The lesson many residents took from last summer, Luke Masters says, is that they were not prepared for a bushfire. About 20 local properties have registered for the RFS to do a fire readiness inspection, compared with just a couple the previous year.
Even so, Luke Masters says, every home should be better prepared for a bushfire, to protect themselves and their property, by formulating a plan.

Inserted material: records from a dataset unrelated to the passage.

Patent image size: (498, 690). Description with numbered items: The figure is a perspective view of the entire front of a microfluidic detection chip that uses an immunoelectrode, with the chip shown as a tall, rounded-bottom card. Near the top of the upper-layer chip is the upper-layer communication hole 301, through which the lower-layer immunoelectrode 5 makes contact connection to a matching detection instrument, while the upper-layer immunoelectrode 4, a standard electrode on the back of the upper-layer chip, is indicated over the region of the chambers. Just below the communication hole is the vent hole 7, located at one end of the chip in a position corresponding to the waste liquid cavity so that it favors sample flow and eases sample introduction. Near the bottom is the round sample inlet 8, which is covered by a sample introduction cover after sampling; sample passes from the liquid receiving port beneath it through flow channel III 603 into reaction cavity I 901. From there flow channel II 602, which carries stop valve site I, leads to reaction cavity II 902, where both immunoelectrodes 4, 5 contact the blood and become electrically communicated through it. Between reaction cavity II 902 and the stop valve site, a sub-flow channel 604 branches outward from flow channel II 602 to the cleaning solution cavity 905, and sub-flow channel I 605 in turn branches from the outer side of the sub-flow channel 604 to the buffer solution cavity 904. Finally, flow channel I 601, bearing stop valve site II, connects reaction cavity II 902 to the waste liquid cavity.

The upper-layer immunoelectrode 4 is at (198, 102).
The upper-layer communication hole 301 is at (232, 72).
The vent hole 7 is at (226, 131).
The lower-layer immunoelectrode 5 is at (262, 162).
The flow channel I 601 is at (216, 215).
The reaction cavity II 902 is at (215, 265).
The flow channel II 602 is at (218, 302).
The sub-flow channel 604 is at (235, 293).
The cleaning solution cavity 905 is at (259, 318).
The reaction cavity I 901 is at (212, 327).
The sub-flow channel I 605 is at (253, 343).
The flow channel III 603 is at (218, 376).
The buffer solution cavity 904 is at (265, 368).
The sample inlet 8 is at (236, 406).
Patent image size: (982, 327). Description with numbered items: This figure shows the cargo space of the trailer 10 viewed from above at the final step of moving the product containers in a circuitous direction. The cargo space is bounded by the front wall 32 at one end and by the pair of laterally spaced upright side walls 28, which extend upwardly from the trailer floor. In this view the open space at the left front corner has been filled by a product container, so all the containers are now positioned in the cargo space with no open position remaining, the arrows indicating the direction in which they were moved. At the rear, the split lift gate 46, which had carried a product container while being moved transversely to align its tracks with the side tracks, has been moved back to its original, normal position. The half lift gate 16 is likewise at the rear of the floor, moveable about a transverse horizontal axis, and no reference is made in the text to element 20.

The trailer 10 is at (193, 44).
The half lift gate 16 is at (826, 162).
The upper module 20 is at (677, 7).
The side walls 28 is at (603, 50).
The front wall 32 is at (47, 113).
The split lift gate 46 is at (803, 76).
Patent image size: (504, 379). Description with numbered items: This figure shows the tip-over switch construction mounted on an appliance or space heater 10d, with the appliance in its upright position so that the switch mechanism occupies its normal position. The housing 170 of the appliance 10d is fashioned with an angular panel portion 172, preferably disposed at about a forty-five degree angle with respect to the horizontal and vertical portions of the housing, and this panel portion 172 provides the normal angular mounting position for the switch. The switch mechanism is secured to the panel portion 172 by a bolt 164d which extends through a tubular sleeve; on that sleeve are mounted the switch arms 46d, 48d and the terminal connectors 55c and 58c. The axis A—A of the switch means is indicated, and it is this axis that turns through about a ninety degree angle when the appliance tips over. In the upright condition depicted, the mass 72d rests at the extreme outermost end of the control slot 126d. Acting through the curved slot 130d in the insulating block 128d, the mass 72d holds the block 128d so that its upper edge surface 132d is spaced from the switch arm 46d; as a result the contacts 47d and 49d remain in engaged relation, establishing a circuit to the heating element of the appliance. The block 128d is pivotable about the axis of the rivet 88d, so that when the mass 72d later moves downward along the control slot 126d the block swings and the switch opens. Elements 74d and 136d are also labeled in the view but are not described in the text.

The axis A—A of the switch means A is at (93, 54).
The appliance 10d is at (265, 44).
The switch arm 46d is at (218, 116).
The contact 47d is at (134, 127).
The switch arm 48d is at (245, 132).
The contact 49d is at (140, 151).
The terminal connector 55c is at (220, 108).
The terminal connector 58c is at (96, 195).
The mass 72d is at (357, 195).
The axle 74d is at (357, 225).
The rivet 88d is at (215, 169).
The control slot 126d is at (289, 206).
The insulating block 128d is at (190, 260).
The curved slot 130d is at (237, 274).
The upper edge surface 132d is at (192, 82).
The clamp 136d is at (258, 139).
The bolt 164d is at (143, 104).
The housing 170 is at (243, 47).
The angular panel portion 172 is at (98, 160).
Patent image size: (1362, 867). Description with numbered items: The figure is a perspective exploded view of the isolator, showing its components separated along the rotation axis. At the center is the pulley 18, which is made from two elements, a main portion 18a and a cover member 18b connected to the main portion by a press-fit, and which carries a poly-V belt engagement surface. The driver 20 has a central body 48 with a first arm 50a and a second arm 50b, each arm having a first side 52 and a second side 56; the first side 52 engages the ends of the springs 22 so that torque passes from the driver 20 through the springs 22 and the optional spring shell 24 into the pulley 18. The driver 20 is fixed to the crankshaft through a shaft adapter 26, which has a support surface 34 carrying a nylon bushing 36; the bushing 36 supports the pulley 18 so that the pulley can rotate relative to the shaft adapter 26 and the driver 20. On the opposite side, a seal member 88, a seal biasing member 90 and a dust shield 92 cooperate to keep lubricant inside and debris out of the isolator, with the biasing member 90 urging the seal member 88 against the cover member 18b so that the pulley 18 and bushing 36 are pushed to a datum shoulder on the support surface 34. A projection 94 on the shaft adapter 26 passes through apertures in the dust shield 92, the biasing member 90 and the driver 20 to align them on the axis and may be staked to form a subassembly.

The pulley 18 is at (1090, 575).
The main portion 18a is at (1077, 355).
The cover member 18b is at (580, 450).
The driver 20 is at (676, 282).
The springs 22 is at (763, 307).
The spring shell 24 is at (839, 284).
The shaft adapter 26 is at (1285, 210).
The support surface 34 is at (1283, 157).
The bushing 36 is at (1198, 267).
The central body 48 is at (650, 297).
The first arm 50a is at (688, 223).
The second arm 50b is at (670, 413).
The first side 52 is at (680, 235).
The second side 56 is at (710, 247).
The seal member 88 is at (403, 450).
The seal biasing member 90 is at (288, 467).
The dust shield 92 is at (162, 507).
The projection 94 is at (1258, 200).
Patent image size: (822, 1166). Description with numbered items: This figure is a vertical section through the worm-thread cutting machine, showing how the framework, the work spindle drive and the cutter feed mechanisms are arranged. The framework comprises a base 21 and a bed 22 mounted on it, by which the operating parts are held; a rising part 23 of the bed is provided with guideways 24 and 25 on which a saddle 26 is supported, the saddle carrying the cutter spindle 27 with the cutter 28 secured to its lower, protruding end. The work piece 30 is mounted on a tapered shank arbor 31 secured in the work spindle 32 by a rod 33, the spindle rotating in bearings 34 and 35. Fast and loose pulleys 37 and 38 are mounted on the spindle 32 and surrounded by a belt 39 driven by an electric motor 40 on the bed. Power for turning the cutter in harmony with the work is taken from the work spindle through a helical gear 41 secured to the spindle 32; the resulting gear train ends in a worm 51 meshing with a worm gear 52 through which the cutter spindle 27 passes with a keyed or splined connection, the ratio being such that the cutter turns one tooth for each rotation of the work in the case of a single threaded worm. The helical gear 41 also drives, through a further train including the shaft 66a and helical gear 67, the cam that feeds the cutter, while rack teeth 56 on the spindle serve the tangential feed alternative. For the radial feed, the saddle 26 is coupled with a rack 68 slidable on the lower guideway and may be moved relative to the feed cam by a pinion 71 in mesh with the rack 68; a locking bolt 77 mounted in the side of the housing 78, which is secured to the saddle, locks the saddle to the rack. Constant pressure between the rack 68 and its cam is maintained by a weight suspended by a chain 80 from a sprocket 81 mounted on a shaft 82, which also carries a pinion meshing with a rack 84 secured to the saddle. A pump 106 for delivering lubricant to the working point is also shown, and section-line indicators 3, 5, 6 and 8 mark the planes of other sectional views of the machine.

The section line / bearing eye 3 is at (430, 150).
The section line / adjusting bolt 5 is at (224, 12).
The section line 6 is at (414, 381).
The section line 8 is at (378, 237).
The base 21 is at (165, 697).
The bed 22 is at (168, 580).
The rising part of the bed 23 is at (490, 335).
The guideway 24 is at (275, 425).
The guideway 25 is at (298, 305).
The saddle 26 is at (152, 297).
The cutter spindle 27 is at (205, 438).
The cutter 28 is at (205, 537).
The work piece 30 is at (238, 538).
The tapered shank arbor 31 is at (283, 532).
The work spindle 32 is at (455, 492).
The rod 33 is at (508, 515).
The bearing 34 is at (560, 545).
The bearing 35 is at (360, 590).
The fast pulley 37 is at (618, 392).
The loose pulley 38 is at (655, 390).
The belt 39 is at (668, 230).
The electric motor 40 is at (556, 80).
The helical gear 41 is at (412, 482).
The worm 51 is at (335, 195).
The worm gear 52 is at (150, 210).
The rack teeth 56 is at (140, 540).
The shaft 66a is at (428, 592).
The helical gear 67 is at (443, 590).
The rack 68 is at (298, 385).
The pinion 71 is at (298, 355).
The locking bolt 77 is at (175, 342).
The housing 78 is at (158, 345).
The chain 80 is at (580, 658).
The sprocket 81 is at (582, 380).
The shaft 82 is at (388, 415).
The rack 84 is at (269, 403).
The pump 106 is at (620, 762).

"Every property should be doing something. Understanding the risk. Understanding how you'll manage it, and if you can't manage it, deciding to leave early and when that trigger point is," he says.
So far this season, the Martinsville brigade has been called out to only one bushfire.
"At this stage it's quieter, but people still need to be prepared or we're in trouble. Or they're in trouble," Mr Masters says.
In the meantime, Pat Tierney will continue training with her fellow firefighters, preparing for whatever the season throws at her little community, and all the while she will keep an eye on the weather.
"I think I'm very excited we've got a La Nina happening," she says. "I've got an expectation that we're certainly not going to face anything like last year. I think it might be a pretty quiet year - fingers crossed, touch wood, all that sort of stuff."